1. Fabrication of the Sensor and Acquisition of the Data

  1. Preparation of the nickel mold
    1. Coat a 220 nm-thick layer of negative electron beam resist onto a 600 µm-thick 4-in silicon wafer. Write the designed nanohole array on this wafer using an electron beam lithography system.
      1. To accelerate the e-beam writing, write the patterns with a low dotmap (N) of 20k for each 300 µm field size (A) (i.e., there are 0.4 billion dots mapped on each 300 µm2 area, and each dot will either be exposed by the e-beam or not, depending on the pattern design). Set the e-beam resist exposure dose for the resist to 110 µC cm−2 and write at a current (I) of 800 pA.
        NOTE: In e-beam writing, the exposure dose (D) is controlled by the exposure time for each dot (Tdot), calculated by Equation 1. For the exposure dose at 110 µC cm−2, the e-beam dwelling time on each exposed dot is 0.5 µs12. Since the array captures an area of 1.8 mm2, there are a total of 36 patches of 300-µm2 field areas stitched together to form one large, gold nanohole array.
    2. Develop the resist by immersing the 4 inch silicon wafer in the developer solution for 10 s and letting the wafer dry in air.
    3. Deposit a seed layer of a metal, such as nickel, copper, or aluminum, on the silicon wafer.
    4. Electroplate the wafer in a plating system in a nickel sulfamate bath. Carry out the electroplating in two steps. In the first step, lasting 95 min, use a current density of 0.7 A dm−2; this completely fills the nanopatterns with nickel. In the second step, lasting 125 min, use 12 A dm−2 to reach 300 µm as the final nickel mold thickness (20 nm). Ensure that the pH value is at 3.5 - 3.8 and that the temperature is at 52 - 54 °C.
    5. Separate the nickel mold from the silicon substrate by applying gentle mechanical force.

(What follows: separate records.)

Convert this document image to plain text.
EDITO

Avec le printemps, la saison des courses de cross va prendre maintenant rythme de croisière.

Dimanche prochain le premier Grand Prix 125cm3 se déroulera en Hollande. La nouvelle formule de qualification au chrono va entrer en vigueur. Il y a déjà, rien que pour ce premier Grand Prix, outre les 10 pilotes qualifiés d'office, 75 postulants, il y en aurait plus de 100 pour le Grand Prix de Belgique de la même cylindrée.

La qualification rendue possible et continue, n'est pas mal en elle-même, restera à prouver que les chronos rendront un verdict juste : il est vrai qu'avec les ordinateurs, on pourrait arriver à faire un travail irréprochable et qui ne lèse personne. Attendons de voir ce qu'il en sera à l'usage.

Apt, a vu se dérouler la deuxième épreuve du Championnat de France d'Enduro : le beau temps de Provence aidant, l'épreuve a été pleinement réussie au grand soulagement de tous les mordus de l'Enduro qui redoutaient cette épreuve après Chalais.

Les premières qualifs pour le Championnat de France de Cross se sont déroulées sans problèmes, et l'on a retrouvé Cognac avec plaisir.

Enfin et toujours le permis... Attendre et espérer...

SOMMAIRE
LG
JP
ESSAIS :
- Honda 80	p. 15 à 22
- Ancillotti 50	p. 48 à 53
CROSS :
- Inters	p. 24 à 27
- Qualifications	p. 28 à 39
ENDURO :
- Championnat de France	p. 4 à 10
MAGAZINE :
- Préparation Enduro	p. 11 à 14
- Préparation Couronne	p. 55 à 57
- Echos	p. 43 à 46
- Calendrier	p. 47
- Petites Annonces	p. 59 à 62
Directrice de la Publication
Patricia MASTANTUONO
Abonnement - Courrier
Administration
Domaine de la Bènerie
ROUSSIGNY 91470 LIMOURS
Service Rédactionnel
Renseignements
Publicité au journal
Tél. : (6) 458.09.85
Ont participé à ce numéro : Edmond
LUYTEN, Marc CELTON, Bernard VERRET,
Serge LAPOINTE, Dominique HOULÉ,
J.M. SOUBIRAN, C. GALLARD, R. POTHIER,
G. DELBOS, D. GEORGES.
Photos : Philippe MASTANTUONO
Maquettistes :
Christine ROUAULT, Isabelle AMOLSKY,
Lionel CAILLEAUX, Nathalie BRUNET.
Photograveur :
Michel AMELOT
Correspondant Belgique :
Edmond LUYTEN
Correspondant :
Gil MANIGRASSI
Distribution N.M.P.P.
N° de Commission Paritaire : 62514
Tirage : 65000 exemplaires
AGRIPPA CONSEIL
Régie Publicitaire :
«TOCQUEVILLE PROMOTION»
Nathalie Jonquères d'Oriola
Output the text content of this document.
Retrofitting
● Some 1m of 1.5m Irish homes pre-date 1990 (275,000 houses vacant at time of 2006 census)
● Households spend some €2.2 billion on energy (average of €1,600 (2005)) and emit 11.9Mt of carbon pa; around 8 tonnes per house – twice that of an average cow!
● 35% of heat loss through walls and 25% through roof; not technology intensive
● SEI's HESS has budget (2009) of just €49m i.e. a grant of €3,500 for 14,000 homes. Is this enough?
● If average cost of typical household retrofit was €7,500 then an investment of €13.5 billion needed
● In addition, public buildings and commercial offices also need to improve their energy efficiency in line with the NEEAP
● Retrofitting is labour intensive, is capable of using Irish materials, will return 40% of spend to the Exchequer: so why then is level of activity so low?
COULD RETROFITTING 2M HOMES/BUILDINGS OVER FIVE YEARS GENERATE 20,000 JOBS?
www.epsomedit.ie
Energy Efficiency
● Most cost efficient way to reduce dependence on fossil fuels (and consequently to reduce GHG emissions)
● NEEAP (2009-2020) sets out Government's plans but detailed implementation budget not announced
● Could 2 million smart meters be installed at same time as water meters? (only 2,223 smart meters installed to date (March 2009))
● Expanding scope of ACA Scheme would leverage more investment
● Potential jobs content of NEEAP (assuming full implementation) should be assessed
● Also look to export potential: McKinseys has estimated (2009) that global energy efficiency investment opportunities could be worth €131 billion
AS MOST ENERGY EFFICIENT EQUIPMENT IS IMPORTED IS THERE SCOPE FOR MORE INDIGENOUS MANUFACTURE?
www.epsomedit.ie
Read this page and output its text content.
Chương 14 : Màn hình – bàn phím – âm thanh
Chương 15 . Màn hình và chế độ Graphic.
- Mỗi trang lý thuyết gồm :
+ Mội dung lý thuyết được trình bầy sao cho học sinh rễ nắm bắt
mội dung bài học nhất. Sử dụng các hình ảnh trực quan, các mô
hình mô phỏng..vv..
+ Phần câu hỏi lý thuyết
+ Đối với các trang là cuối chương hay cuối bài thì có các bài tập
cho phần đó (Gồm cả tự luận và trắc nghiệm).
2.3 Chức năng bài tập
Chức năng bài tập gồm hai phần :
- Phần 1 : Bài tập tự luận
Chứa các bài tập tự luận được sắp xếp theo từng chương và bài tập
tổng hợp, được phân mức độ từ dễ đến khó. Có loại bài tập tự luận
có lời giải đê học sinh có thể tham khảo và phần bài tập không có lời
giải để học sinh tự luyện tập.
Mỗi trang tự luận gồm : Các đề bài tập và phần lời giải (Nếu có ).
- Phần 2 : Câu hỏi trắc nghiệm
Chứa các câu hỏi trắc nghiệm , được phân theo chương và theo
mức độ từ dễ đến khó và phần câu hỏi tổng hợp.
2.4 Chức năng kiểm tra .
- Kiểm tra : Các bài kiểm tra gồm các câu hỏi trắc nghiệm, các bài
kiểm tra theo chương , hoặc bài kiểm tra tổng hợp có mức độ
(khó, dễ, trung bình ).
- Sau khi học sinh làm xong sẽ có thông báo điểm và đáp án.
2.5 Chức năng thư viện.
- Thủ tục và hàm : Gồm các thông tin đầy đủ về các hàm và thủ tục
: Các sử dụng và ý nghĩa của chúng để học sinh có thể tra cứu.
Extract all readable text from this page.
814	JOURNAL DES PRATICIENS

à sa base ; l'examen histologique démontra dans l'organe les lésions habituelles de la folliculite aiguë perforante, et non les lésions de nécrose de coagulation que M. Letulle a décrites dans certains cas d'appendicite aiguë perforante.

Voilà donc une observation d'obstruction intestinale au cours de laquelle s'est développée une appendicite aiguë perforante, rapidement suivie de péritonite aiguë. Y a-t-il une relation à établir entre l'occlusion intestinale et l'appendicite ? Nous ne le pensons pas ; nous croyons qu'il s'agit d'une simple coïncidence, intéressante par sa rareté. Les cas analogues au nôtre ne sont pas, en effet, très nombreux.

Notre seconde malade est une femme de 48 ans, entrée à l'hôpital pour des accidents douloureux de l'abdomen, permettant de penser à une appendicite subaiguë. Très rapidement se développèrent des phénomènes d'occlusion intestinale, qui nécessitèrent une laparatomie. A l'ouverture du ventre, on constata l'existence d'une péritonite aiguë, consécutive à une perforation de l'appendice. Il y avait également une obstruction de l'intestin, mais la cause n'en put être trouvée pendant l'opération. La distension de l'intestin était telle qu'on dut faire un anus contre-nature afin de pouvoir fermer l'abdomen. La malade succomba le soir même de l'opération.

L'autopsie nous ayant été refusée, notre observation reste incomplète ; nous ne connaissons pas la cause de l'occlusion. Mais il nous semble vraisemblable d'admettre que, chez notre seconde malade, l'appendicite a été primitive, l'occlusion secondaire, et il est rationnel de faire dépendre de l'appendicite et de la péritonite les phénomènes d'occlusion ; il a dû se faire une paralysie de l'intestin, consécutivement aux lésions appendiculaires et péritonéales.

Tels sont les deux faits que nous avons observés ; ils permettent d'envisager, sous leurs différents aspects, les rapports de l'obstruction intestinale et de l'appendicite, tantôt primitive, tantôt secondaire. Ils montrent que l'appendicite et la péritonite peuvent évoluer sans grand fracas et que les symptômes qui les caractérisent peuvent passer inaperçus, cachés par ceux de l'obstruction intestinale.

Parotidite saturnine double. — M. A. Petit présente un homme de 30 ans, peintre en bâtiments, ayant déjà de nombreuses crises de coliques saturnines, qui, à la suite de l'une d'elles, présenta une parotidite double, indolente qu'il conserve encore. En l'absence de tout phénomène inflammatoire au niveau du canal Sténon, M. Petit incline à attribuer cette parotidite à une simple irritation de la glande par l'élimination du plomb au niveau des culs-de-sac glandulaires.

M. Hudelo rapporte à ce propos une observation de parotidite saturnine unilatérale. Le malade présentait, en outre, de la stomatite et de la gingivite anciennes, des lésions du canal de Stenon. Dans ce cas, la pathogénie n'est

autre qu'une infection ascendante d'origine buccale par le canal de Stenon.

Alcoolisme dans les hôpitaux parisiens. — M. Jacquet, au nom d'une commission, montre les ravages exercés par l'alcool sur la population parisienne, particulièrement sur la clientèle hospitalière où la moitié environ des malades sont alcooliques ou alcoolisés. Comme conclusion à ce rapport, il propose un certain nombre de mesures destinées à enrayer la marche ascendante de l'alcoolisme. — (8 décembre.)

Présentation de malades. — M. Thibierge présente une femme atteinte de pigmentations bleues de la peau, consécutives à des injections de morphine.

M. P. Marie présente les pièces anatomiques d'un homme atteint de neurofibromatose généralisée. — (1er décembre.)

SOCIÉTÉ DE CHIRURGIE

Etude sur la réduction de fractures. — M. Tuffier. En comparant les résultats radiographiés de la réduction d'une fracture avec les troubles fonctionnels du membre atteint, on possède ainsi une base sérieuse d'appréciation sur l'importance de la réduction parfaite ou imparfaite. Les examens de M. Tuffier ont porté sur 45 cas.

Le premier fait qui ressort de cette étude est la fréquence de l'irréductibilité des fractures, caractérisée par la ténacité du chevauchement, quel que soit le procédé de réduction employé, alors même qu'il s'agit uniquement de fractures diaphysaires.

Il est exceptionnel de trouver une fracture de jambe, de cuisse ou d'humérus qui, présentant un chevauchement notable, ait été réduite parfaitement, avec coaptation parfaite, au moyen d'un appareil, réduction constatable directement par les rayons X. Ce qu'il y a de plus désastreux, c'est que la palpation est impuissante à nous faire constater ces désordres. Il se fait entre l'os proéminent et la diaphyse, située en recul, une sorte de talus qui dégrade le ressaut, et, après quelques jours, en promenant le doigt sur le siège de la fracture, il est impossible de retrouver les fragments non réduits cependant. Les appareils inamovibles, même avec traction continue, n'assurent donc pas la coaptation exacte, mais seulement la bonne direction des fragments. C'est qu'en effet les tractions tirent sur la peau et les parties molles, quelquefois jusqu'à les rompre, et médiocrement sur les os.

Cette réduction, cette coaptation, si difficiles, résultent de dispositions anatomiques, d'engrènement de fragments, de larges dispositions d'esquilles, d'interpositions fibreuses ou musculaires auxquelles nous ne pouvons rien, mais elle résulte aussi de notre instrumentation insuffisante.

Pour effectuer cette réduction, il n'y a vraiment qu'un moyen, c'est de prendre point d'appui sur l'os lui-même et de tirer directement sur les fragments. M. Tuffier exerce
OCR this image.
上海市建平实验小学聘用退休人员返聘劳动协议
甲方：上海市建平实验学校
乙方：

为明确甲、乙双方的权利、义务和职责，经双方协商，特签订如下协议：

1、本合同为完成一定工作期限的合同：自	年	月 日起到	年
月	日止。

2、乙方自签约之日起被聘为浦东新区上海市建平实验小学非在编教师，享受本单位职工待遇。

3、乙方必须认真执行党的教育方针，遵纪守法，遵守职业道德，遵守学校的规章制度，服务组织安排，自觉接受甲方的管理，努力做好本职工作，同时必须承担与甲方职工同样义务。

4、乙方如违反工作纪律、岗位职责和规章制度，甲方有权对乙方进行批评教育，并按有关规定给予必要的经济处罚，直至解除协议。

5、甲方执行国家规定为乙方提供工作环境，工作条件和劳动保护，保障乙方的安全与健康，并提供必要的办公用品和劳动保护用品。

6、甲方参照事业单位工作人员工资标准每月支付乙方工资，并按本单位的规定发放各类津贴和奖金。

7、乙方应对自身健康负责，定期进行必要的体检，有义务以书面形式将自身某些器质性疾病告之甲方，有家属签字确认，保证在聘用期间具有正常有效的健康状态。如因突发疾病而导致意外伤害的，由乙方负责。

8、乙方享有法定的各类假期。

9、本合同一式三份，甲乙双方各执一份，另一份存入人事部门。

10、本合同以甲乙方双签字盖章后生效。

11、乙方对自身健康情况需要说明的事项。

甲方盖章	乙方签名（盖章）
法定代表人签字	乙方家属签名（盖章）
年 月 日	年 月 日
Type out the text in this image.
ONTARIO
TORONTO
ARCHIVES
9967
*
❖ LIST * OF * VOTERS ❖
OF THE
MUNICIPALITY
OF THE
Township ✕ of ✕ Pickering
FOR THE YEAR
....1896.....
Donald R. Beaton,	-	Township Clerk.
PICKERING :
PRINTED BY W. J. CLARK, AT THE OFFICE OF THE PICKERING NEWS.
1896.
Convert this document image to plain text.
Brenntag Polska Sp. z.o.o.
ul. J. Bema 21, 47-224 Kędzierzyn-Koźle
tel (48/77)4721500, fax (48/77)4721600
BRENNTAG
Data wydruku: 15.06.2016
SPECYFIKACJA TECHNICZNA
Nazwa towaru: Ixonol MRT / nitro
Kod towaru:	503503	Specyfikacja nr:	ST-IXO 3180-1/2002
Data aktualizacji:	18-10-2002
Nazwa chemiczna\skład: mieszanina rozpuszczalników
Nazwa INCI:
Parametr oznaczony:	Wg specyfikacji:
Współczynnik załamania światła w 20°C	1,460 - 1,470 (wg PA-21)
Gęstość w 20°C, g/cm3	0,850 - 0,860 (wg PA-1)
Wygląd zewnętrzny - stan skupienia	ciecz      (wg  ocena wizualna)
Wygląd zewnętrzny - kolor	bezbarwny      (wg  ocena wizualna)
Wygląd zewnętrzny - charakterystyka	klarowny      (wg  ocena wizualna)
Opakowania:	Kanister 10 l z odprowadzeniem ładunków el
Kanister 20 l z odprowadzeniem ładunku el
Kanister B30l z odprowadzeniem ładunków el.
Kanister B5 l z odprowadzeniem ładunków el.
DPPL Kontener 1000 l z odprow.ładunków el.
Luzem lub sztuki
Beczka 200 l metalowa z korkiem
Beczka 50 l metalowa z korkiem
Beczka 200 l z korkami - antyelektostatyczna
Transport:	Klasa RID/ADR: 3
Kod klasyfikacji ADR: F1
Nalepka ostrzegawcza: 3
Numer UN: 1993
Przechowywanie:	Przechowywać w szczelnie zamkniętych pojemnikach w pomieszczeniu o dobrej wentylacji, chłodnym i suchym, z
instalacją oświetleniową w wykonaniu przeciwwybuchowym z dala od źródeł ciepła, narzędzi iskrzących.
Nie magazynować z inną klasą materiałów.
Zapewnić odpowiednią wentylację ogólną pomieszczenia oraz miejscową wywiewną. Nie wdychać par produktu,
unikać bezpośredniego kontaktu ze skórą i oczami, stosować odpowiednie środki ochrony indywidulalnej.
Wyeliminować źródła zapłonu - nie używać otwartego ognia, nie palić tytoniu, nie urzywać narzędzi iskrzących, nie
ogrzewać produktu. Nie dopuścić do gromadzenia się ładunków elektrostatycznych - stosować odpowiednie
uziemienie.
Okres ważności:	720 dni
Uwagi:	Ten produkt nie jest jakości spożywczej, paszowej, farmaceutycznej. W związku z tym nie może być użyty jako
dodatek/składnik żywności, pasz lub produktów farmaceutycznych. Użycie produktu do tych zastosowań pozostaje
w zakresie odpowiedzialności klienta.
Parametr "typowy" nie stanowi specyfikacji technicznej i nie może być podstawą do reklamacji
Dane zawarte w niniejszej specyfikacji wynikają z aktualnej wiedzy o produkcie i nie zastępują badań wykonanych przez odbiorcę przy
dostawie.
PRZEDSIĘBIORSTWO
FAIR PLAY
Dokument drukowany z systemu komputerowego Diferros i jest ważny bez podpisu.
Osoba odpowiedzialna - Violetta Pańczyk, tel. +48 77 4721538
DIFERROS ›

Soak the nickel mold in about 100 mL of positive photoresist removal reagent overnight to wash away the residue from the e-beam resist.
    6. Feed the nickel mold into an oven and dry it at 100 °C for 3 h. Clean it in a plasma etching system with O2 gas at 10 sccm and 100 W for 3 min.
  2. Fabrication of the gold nanostructure
    1. Coat 150 µL of heptadecafluoro-1,1,2,2-tetrahydrodecyl trichlorosilane (FDTS) on the nickel mold in a self-assembly monolayer (SAM) coating machine at 80 °C.
      NOTE: This will form an anti-adhesive layer, which will enable the separation of the mold from the photoresist ("demolding") after the completion of the nanoimprinting step. The vaporizing time should be 180 s, and the reaction time should be 900 s.
    2. Imprint the nanopatterns on a 4-in glass wafer that has been coated with a 300 nm-thick layer of photo-curable NIL resist using a nano-imprinter at a pressure of 10 bar and a temperature of 40 °C for 10 min.
    3. Transfer the mold, the photoresist, and the glass wafer to a UV light curing system and photocure with 75 mW cm-2 of UV exposure for 30 s.
      NOTE: If all steps have been followed correctly, the nickel mold should easily be demolded from the photoresist.
    4. In a reactive ion etching (RIE) system, perform a blank etch of the photoresist on the glass substrate, with an O2 gas flow of 10 sccm, at 50 W for 2 s to expose the glass on the indented areas.
    5. Deposit a 5 nm-thick layer of chromium (Cr) for metal adhesion and a 100-nm layer of gold (Au) for the plasmonic sensor on the glass wafer in an electron-beam deposition machine. Use a deposition rate of 1 Å s−1 for Cr and 2 Å s−1 for Au.
    6. Perform lift-off of the photoresist by O2 plasma etching for 3 min followed by a 15-s sonification step in acetone.
    7. Dice the sample into 5 mm × 5 mm chips. The nanohole array will occupy the central 2 mm × 2 mm of the chip.
  3. Acquisition of the data
    1. Set up the apparatus to make the optical measurements such that a beam of white light exiting through the end of the transmitter optical fiber is collimated and is incident on the sensor surface (nanohole array) at 90°.
      NOTE: Light is transmitted through the whole nanohole array.
    2. Collect the transmitted signal with the receiver optical fiber and record it with a UV-visible spectrometer operating within the range of 300 to 1,000 nm.
    3. Set the acquisition time for each frame to 20 ms. Average 100 frames to obtain the final spectrum to lower the noise in the measurements.
    4. Use plotting software to analyze the data based on the previously identified transmission peaks (using a Lorentz-based method).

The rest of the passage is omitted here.